Peña está em Taiwan à frente de uma comitiva de autoridades e empresários em uma viagem de quatro dias. A relação entre Paraguai e Taiwan remonta a 1957, e o presidente paraguaio classificou Taipei como um parceiro estratégico para seu país.

Recepção oficial e encontros bilaterais

Na chegada, Peña foi recebido pelo presidente taiwanês, Lai Ching-te, em cerimônia que incluiu honras militares, como salva de canhão e tapete vermelho, antes de uma reunião privada entre os dois líderes. Durante o encontro, foram anunciados planos para a assinatura de acordos que abrangem assistência jurídica mútua em matéria penal, cooperação em segurança cibernética e um projeto conjunto de investimentos.
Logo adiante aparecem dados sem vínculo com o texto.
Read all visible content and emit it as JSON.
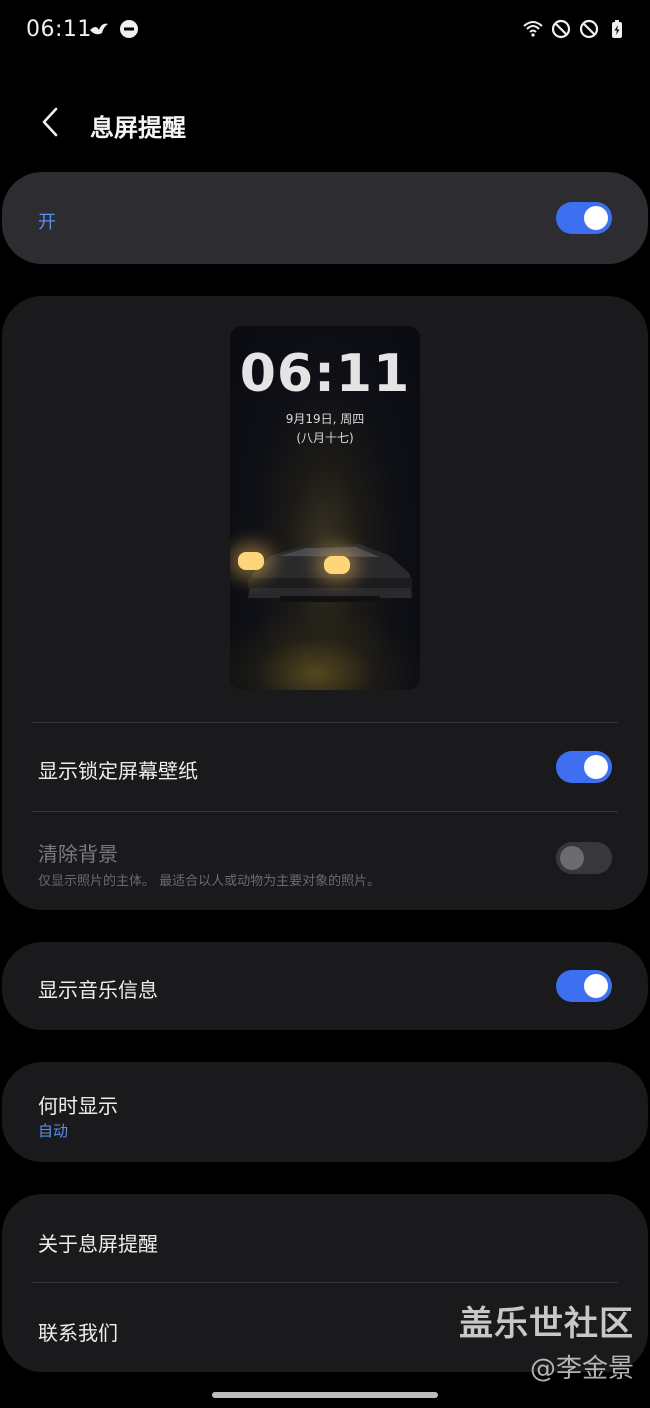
{
  "status_bar": {
    "time": "06:11",
    "left_icons": [
      "bird-icon",
      "do-not-disturb-icon"
    ],
    "right_icons": [
      "wifi-icon",
      "blocked-icon",
      "blocked-icon",
      "battery-charging-icon"
    ]
  },
  "header": {
    "title": "息屏提醒"
  },
  "master_switch": {
    "label": "开",
    "state": "on"
  },
  "preview": {
    "time": "06:11",
    "date": "9月19日, 周四",
    "lunar": "(八月十七)"
  },
  "settings": {
    "show_lock_wallpaper": {
      "label": "显示锁定屏幕壁纸",
      "state": "on"
    },
    "clear_background": {
      "label": "清除背景",
      "description": "仅显示照片的主体。 最适合以人或动物为主要对象的照片。",
      "state": "off"
    },
    "show_music_info": {
      "label": "显示音乐信息",
      "state": "on"
    },
    "when_to_show": {
      "label": "何时显示",
      "value": "自动"
    },
    "about": {
      "label": "关于息屏提醒"
    },
    "contact": {
      "label": "联系我们"
    }
  },
  "watermark": {
    "main": "盖乐世社区",
    "sub": "@李金景"
  },
  "colors": {
    "accent": "#3e6ff0",
    "link_text": "#5a8ff0",
    "card_bg": "#1a1a1d",
    "highlight_card_bg": "#2c2c31"
  }
}
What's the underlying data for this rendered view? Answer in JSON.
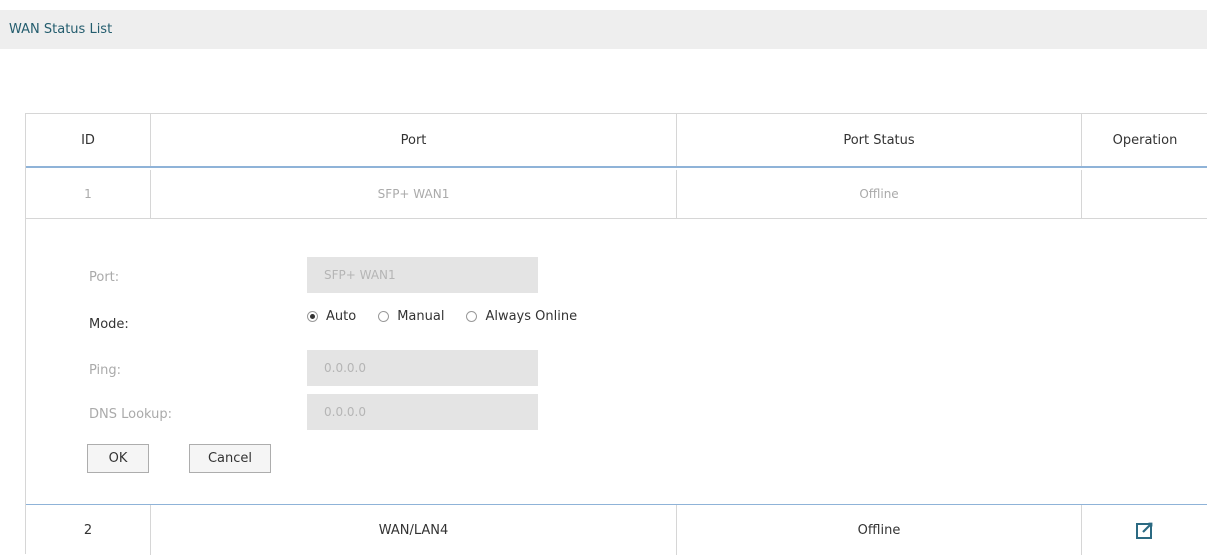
{
  "section": {
    "title": "WAN Status List"
  },
  "table": {
    "headers": [
      "ID",
      "Port",
      "Port Status",
      "Operation"
    ],
    "rows": [
      {
        "id": "1",
        "port": "SFP+ WAN1",
        "status": "Offline"
      },
      {
        "id": "2",
        "port": "WAN/LAN4",
        "status": "Offline",
        "operation_icon": "edit-icon"
      }
    ]
  },
  "form": {
    "port_label": "Port:",
    "port_value": "SFP+ WAN1",
    "mode_label": "Mode:",
    "mode_options": [
      "Auto",
      "Manual",
      "Always Online"
    ],
    "mode_selected": "Auto",
    "ping_label": "Ping:",
    "ping_value": "0.0.0.0",
    "dns_label": "DNS Lookup:",
    "dns_value": "0.0.0.0",
    "ok_label": "OK",
    "cancel_label": "Cancel"
  },
  "colors": {
    "accent": "#245d6e",
    "table_border_highlight": "#8fb3d8",
    "edit_icon": "#2b6a82"
  }
}
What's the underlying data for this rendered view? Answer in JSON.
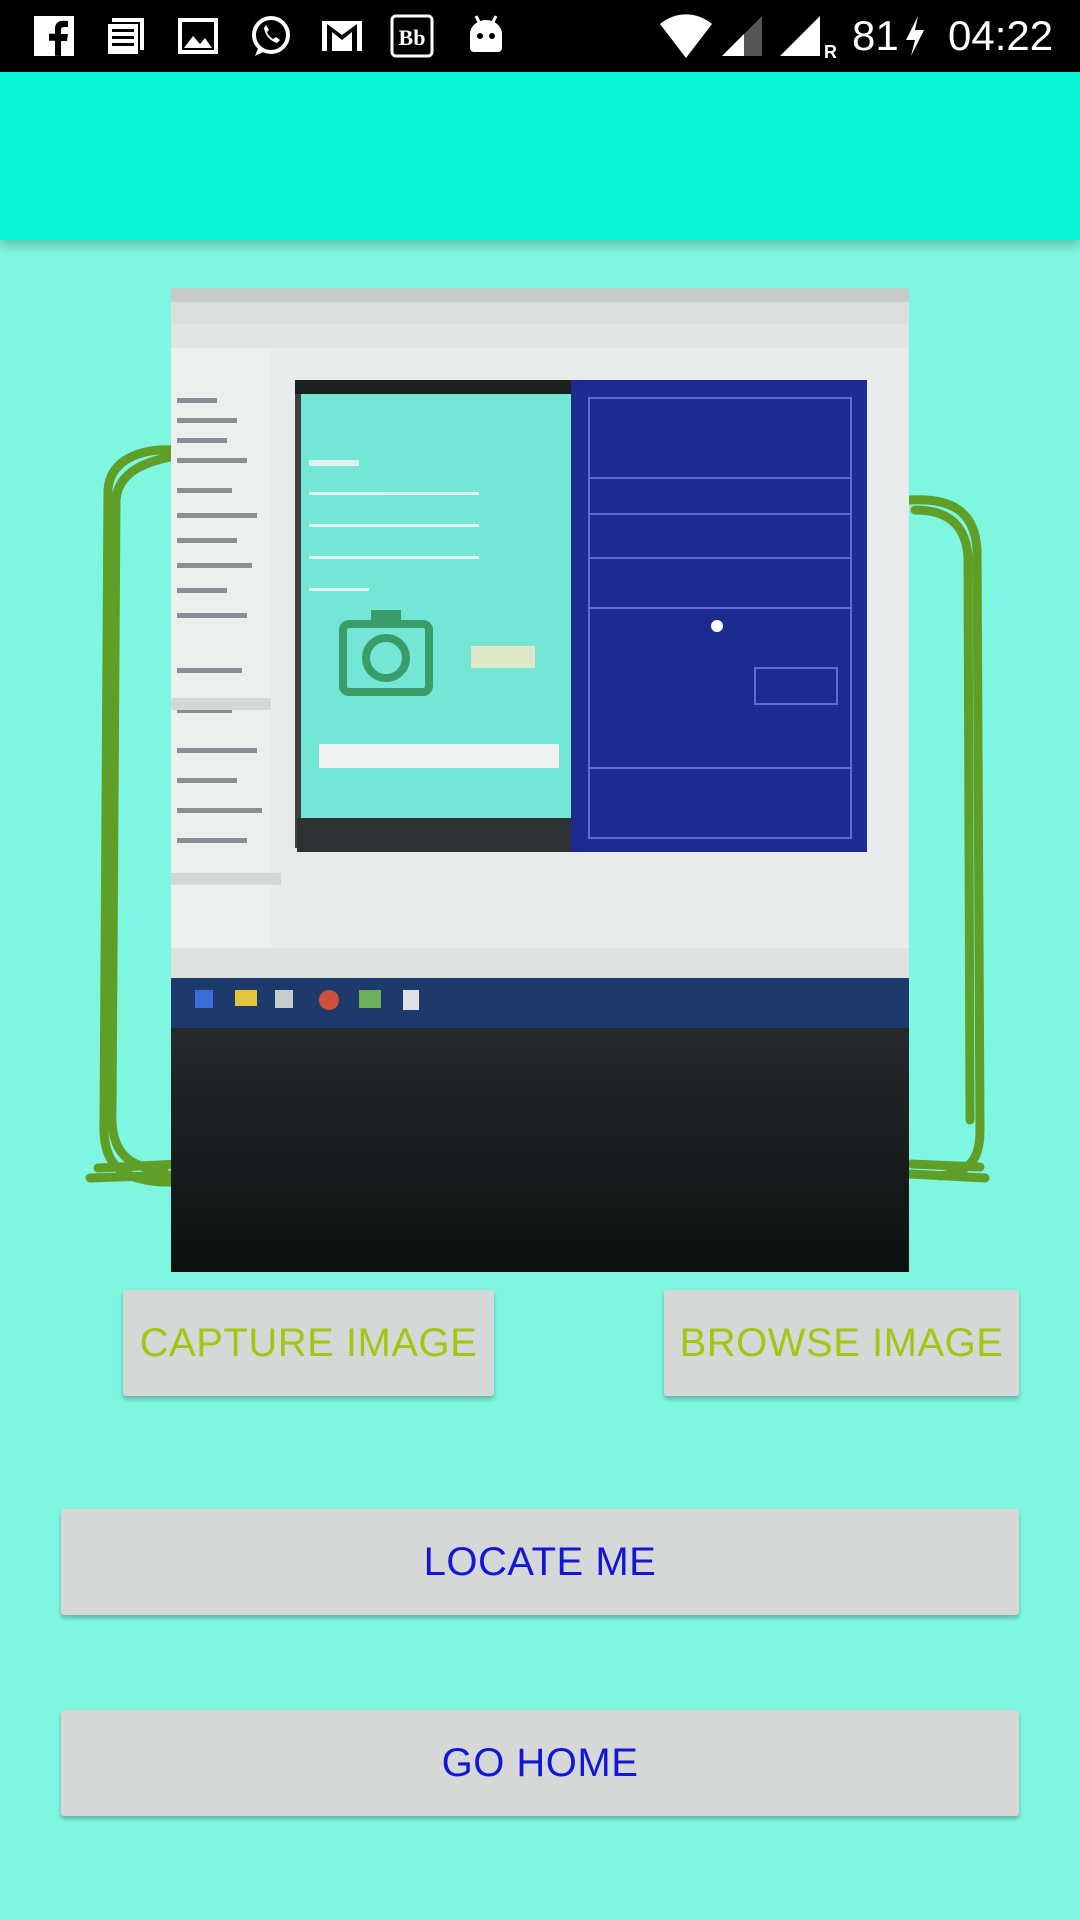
{
  "status_bar": {
    "battery": "81",
    "time": "04:22",
    "notification_icons": [
      "facebook-icon",
      "news-icon",
      "gallery-icon",
      "whatsapp-icon",
      "gmail-icon",
      "blackboard-icon",
      "android-icon"
    ],
    "system_icons": [
      "wifi-icon",
      "signal-icon",
      "signal-roaming-icon",
      "charging-icon"
    ]
  },
  "toolbar": {
    "background": "#0af5d8"
  },
  "screen": {
    "background": "#7ff7e0"
  },
  "image_preview": {
    "description_icon": "photo-of-monitor"
  },
  "actions": {
    "capture_label": "CAPTURE IMAGE",
    "browse_label": "BROWSE IMAGE",
    "locate_label": "LOCATE ME",
    "home_label": "GO HOME"
  },
  "colors": {
    "accent_green": "#a3c610",
    "accent_blue": "#1217d6",
    "button_bg": "#d6d7d7"
  }
}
Lai manifestou agradecimento a Peña e ao governo paraguaio pela contínua defesa de Taiwan no cenário internacional e ressaltou a afinidade entre os dois países em valores como democracia, liberdade e direitos humanos.

Posicionamento de Assunção sobre ações de Pequim

Em resposta à pressão chinesa, o presidente paraguaio criticou as manobras militares e econômicas de Pequim contra Taiwan, afirmando que Taipei tem o direito soberano de manter relações com outros países sem sofrer interferências destinadas a seu isolamento internacional. Peña reiterou a condenação do Paraguai às ações militares próximas a Taiwan e ao aumento da pressão econômica por parte da China.

Contexto diplomático regional

A tentativa chinesa de minar o apoio ao reconhecimento de Taiwan em Assunção não é inédita. Em dezembro, um representante diplomático chinês visitou o Congresso paraguaio e advertiu que o país deveria optar entre estabelecer laços com a China ou com Taiwan, sem possibilidade de conciliar os dois reconhecimentos, e pediu uma decisão rápida.

Imagem: WHoP

No cenário regional, o número de governos latino-americanos que mantêm relações oficiais com Taiwan vem diminuindo: Nicarágua cortou laços em 2021 e Honduras fez o mesmo em 2023, reduzindo para pouco mais de uma dezena o contingente de países que reconhecem formalmente Taipei.

A visita de Santiago Peña segue, portanto, em meio a tensões diplomáticas entre Pequim e Assunção, ao mesmo tempo em que os dois países reforçam acordos e declarações de apoio mútuo.